Keywords: Osteosarcoma, Phytochemicals, Tumor, WRN gene
INTRODUCTION: Osteosarcoma is a rare type of bone cancer that begins in the osteoblast cells of the long bones and occurs mainly in children and young adults. The osteoid component of OS varies from one to another. Most of the osteoid is composed of cartilage and fibrous tissue 1. A malignant tumor is classified as osteoblastic, chondroblastic, or fibrous if it comprises 50% of that particular cell type.
It is reported higher in male children than in female; it is the eighth most common childhood malignancy, but mortality is higher in older individuals. Within the 14-year-old age group, osteosarcoma occurs at a rate of four cases per million people each year; within the 0-19-year-old age group, it occurs at a rate of five cases per million people each year; osteosarcoma is more likely to present as secondary cancer as a result of malignant degeneration of Paget disease, bone infarction sites in older etc. 2.
Established Etiology of Osteosarcoma: Pathophysiological background of osteosarcoma though unpredictable, but it may have some contributing factors, like genetics, epidemiology, and certain viruses. A chemical compound named zinc beryllium silicate and beryllium oxide has been shown to produce atrophy in the spleen, followed by osteosarcoma in rabbit models or previously surgically removed spleen in rabbit 3. Another radioactive chemical like Plutonium-Thorotrast injection has been shown to develop osteosarcoma practically up to 4 years of radiation 4.

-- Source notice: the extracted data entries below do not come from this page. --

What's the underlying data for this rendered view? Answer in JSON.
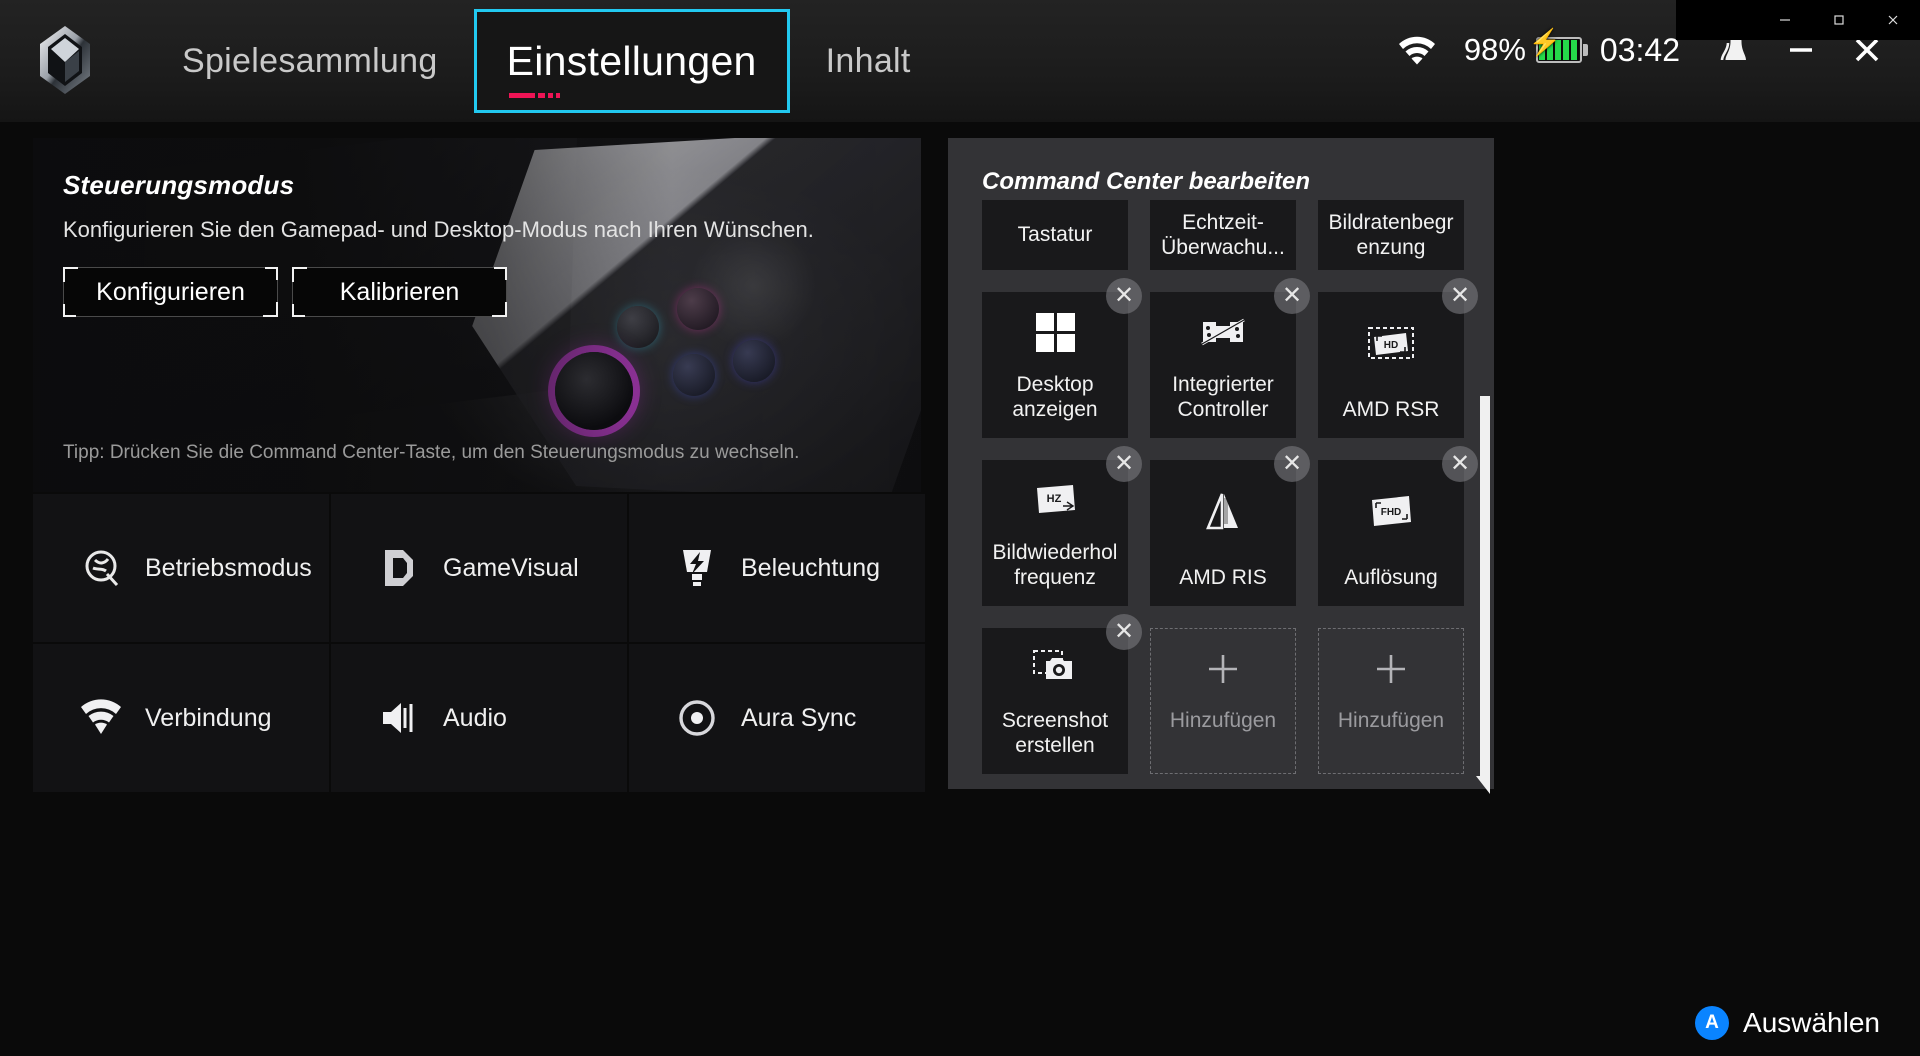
{
  "window": {
    "controls": [
      {
        "name": "minimize",
        "glyph": "minimize-icon"
      },
      {
        "name": "maximize",
        "glyph": "maximize-icon"
      },
      {
        "name": "close",
        "glyph": "close-icon"
      }
    ]
  },
  "header": {
    "logo_name": "armoury-crate-logo",
    "tabs": [
      {
        "label": "Spielesammlung",
        "active": false
      },
      {
        "label": "Einstellungen",
        "active": true
      },
      {
        "label": "Inhalt",
        "active": false
      }
    ],
    "status": {
      "wifi_icon": "wifi-icon",
      "battery_percent": "98%",
      "battery_icon": "battery-charging-icon",
      "clock": "03:42",
      "notification_icon": "bell-icon",
      "minimize_label": "—",
      "close_label": "✕"
    }
  },
  "control_mode": {
    "title": "Steuerungsmodus",
    "description": "Konfigurieren Sie den Gamepad- und Desktop-Modus nach Ihren Wünschen.",
    "buttons": [
      {
        "label": "Konfigurieren"
      },
      {
        "label": "Kalibrieren"
      }
    ],
    "tip": "Tipp: Drücken Sie die Command Center-Taste, um den Steuerungsmodus zu wechseln."
  },
  "settings_tiles": [
    {
      "label": "Betriebsmodus",
      "icon": "performance-mode-icon"
    },
    {
      "label": "GameVisual",
      "icon": "gamevisual-icon"
    },
    {
      "label": "Beleuchtung",
      "icon": "lighting-icon"
    },
    {
      "label": "Verbindung",
      "icon": "wifi-icon"
    },
    {
      "label": "Audio",
      "icon": "speaker-icon"
    },
    {
      "label": "Aura Sync",
      "icon": "aura-sync-icon"
    }
  ],
  "command_center": {
    "title": "Command Center bearbeiten",
    "row_top": [
      {
        "label": "Tastatur",
        "icon": "keyboard-icon",
        "removable": false
      },
      {
        "label": "Echtzeit-\nÜberwachu...",
        "icon": "realtime-monitor-icon",
        "removable": false
      },
      {
        "label": "Bildratenbegr\nenzung",
        "icon": "fps-limit-icon",
        "removable": false
      }
    ],
    "tiles": [
      {
        "label": "Desktop\nanzeigen",
        "icon": "windows-icon",
        "removable": true,
        "placeholder": false
      },
      {
        "label": "Integrierter\nController",
        "icon": "controller-disabled-icon",
        "removable": true,
        "placeholder": false
      },
      {
        "label": "AMD RSR",
        "icon": "hd-upscale-icon",
        "removable": true,
        "placeholder": false
      },
      {
        "label": "Bildwiederhol\nfrequenz",
        "icon": "refresh-rate-hz-icon",
        "removable": true,
        "placeholder": false
      },
      {
        "label": "AMD RIS",
        "icon": "sharpening-icon",
        "removable": true,
        "placeholder": false
      },
      {
        "label": "Auflösung",
        "icon": "fhd-resolution-icon",
        "removable": true,
        "placeholder": false
      },
      {
        "label": "Screenshot\nerstellen",
        "icon": "screenshot-camera-icon",
        "removable": true,
        "placeholder": false
      },
      {
        "label": "Hinzufügen",
        "icon": "plus-icon",
        "removable": false,
        "placeholder": true
      },
      {
        "label": "Hinzufügen",
        "icon": "plus-icon",
        "removable": false,
        "placeholder": true
      }
    ],
    "close_glyph": "✕"
  },
  "footer": {
    "button_badge": "A",
    "label": "Auswählen"
  },
  "colors": {
    "accent_cyan": "#22c9f0",
    "accent_magenta": "#ef1455",
    "battery_green": "#25d94a",
    "badge_blue": "#0a84ff"
  }
}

Certain viruses can also contribute in osteosarcoma. These viruses are classified based on their genetic substances RNA and DNA. The C type viruses are associated with animal species' leukaemia, sarcoma, and lymphoma. In some animals, two C-type viruses are ecotropic and xenotropic; ecotropic viruses can infect same species but infect different species. FBJ virus was isolated from a spontaneously developing osteosarcoma in a mouse and it can induce osteosarcoma in newborns even if it is diluted to thousand folds5.A genetic mutation causes leukocoria, resulting in clouded iris, poor vision, and lack of "red reflex" in the eye, a symptom associated with primary osteosarcoma Retinoblastoma. Radiation therapy changes in the p53 tumor suppressor gene result in Li-Fraumeni Syndrome, an autosomal dominant disorder. This has been found to cause osteosarcoma in children 6.

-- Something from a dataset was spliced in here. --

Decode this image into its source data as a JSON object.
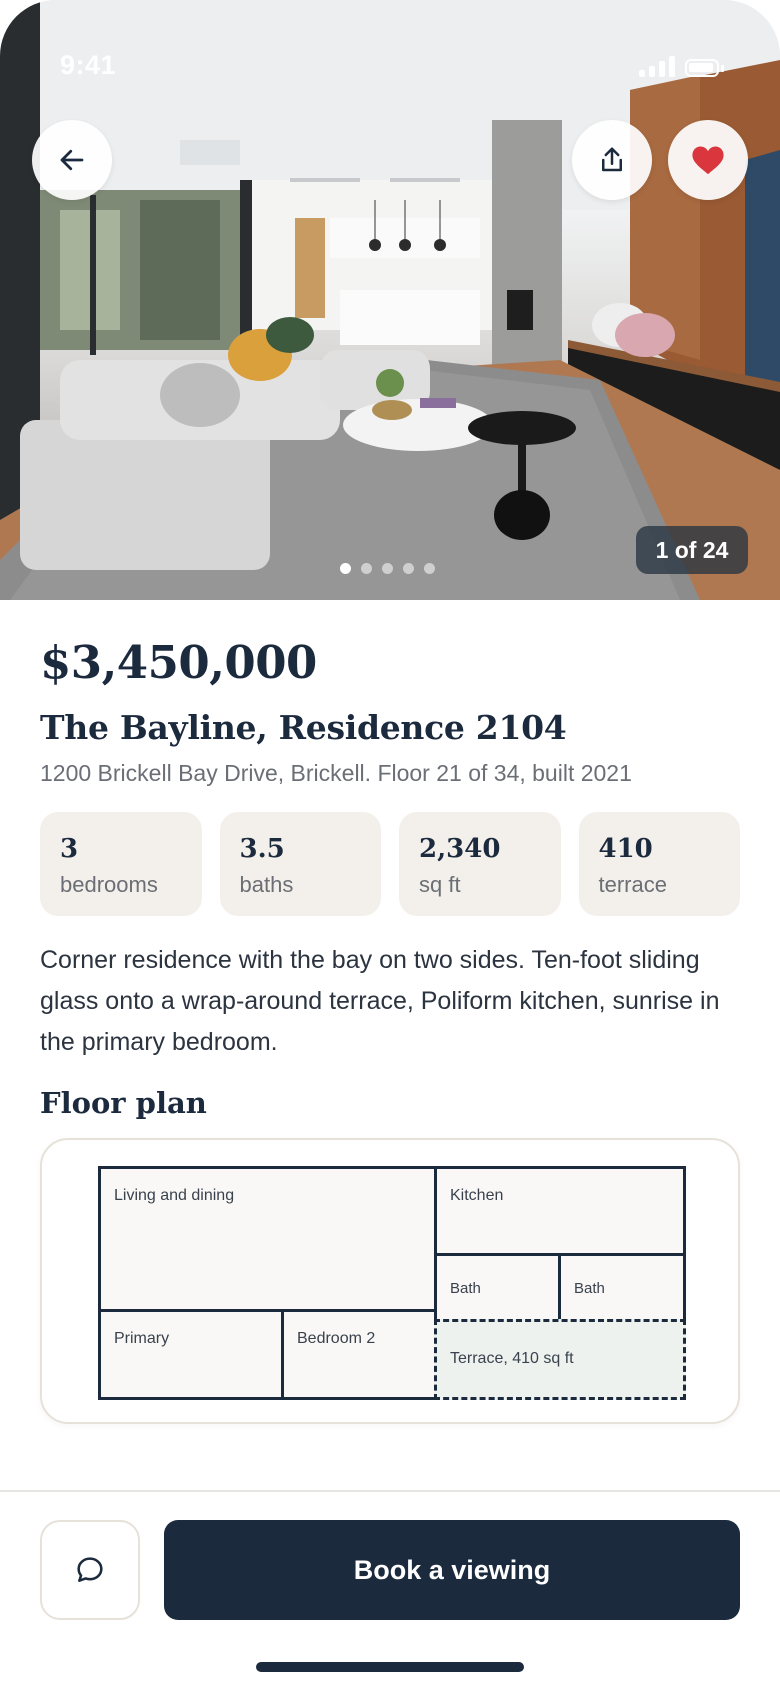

Patients with this disorder will likely develop other types of cancer very early. Rothmund-Thompson Syndrome because of a mutation in the RECQL4 gene, symptoms like early onset of poikiloderma, with characteristic rash, changes in the skin colouring, alopecia, hypogonadism, cataracts, ultimately lead to osteosarcoma 7. Bloom Syndrome is characterized by photosensitivity, and short stature. If this syndrome is predisposed with or without other cancers, this allows better surveillance of genetic testing family members. Werner syndrome or adult progeria, is characterized by untimely aging, cataracts, osteoporosis, short stature, skin changes, and prevalence of osteosarcoma caused by faulty WRN gene 8. Patients with Paget disease, electrical burns, alkylating agents, orthopaedic prosthetics, osteochondromatosis, enchondromatosis, as well as bone infection. Osteosarcoma is shown to be developed from a trauma-related injury, there are some cases of osteosarcoma development at the site of a bullet shot. Tobeiha et al., 2021. Diamond Blackfan anaemia can also turn into osteosarcoma characterized by blood cell aplasia, congenital abnormalities in the ribosomal protein formation due to genetic mutation up to nine genes. Mostly mutation occurs in the RPS19 gene in 19q13.2 zone.

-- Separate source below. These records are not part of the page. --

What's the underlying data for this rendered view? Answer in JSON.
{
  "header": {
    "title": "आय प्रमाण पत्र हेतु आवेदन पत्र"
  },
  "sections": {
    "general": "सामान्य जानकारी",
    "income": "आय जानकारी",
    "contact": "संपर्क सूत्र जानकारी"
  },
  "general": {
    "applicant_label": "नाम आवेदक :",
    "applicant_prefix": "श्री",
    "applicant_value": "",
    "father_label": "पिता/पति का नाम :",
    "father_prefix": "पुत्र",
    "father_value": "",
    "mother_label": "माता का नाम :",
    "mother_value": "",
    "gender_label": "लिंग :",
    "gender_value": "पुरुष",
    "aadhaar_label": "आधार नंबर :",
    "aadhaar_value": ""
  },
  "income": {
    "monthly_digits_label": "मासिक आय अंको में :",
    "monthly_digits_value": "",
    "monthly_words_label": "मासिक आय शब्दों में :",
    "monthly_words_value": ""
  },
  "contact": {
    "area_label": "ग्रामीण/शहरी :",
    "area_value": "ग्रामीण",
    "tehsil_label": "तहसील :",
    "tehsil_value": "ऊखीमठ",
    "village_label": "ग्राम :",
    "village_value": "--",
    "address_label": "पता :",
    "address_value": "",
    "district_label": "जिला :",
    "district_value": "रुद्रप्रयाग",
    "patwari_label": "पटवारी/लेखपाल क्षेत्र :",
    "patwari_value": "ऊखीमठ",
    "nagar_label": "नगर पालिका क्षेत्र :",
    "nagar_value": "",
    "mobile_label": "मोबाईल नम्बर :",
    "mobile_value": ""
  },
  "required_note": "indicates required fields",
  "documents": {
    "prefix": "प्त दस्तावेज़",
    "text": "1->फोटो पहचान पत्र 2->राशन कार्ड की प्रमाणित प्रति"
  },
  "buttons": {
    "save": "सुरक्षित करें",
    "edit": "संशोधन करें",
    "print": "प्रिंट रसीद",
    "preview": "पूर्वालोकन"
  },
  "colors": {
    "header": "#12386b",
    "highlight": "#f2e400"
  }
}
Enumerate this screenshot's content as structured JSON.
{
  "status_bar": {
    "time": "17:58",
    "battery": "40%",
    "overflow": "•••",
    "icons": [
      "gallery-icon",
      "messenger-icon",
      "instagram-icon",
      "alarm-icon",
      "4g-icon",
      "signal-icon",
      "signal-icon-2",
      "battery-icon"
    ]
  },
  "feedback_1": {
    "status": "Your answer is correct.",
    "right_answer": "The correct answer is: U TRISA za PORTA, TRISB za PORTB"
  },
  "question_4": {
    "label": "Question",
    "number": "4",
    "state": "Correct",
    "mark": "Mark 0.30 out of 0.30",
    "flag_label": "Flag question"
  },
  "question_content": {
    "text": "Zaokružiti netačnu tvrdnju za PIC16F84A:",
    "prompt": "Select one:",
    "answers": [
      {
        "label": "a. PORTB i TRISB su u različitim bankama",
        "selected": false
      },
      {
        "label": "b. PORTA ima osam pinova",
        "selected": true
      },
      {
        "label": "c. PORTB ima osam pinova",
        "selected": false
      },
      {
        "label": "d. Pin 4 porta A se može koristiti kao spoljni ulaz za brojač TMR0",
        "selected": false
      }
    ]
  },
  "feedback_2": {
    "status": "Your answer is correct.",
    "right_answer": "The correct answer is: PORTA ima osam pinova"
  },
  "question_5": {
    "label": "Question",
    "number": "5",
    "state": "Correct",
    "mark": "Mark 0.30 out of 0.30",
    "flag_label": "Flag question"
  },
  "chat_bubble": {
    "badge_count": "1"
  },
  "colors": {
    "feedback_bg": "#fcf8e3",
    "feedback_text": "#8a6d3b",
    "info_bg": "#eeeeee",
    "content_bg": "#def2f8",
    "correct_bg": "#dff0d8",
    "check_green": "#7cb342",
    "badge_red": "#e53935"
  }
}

Sometimes there is a mutation in the RPL5 site along with blocking the action of the FLVCR1 causes apoptosis of erythroid progenitor and mutation in the GATA1 maturation factor. Mutated GATA1 maturation factor and activated P53 gene may ultimately causes Diamond Blackfan anaemia. Paget disease which is another suspected cause of osteosarcoma, occurs in elderly male and in more than 40 years of age. Abnormal osteoclastogenesis and osteoblastogenesis may occur due to defected and mutated growth factors. It has been found that the gene name SQSTM1 it the culprit here to cause Interferon-induced RANK signalling and osteoporosis thus the neoplasia formed. By studying the genomic sequencing from the osteosarcoma germline it was seen that there are single nucleotide variation or structural variation of the TP53, RB1, ATRX, DLG2 gene locus.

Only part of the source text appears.